True enough, the compartmentalization and intermittence that protects this relationship, constantly renewing it, is also a confinement and interdiction that prevents some kinds of development.  The naked lovers shout from their balcony at the people below:  “life is a puzzle -- help us figure it out.”  That’s also a description of the movie.  If there were 28 hotel rooms -- chosen out of hundreds that the site managers looked at, but all in LA except for a few in NYC -- there were also hundreds of film shoots, compartmentalized and intermittent, that had to be edited as a puzzle in narrative aesthetics. 
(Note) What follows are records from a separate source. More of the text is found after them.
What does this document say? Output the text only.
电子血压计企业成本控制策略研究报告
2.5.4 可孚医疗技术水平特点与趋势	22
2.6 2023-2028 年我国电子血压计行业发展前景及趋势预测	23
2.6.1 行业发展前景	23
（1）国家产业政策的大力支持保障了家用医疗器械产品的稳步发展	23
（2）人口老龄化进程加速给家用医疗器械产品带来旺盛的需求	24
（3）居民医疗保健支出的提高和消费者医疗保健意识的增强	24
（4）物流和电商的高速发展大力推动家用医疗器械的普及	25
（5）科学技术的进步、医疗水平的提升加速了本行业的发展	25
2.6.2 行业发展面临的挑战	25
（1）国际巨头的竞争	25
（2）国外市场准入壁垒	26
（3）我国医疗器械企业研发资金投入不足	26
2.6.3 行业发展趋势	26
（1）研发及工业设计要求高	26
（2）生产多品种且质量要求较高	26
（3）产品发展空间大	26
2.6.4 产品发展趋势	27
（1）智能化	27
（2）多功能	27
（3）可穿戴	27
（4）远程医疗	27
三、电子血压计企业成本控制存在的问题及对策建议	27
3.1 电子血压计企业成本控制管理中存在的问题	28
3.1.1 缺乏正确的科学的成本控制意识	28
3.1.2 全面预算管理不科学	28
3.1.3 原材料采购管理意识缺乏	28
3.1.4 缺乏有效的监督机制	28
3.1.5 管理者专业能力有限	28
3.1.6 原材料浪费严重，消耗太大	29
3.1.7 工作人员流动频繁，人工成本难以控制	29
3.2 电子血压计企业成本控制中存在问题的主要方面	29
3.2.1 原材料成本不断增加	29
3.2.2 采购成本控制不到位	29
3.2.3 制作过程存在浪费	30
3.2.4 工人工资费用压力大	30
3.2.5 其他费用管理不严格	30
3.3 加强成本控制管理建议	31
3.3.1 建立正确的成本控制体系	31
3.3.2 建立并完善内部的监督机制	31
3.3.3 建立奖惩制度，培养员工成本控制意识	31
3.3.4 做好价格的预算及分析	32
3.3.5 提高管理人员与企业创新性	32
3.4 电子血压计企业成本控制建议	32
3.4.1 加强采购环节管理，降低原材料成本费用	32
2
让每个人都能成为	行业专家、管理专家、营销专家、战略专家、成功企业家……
This is a very interesting interview.  Two things struck me: that Marin was in another show at the time they were shooting, so to save travel she just slept in the rooms where they shot this film: continuity.  Second, she has an intriguing theory about how to find an “eye of the storm” spot that’s near the action but not in the way.  “Nobody’s talking to you and there’s this bubble that you can create for yourself.” 



The different levels in considering this film include that it is a narrative in images and 28 scenes; it is a particular kind of acting; it is a genre to itself: minimum of characters, long  duration shots while characters develop and think through issues;  it is invented along a spine of trajectory through time.  Viewers seem to wonder about conventional moral issues, not allowing any deviation from marital faithfulness. The actors involved wonder about their careers and how this film fits into them.  In real life, as friends, these two worry about protecting and supporting each other.  Probably there are ten-year-olds out there wondering whether this couple is really having sex.  The film is as pristine and self-contained as a pearl -- think about it all you like.  It remains itself.

The contrast is “Monogamy,” same fine cinematographer, same exuberant male actor, but all distraction, confusion, context, family, friends, kids, dog, commotion, bargaining, implications . . . the “hero” goes from photographer to voyeur to detective to stalker to -- aw, just a dawg.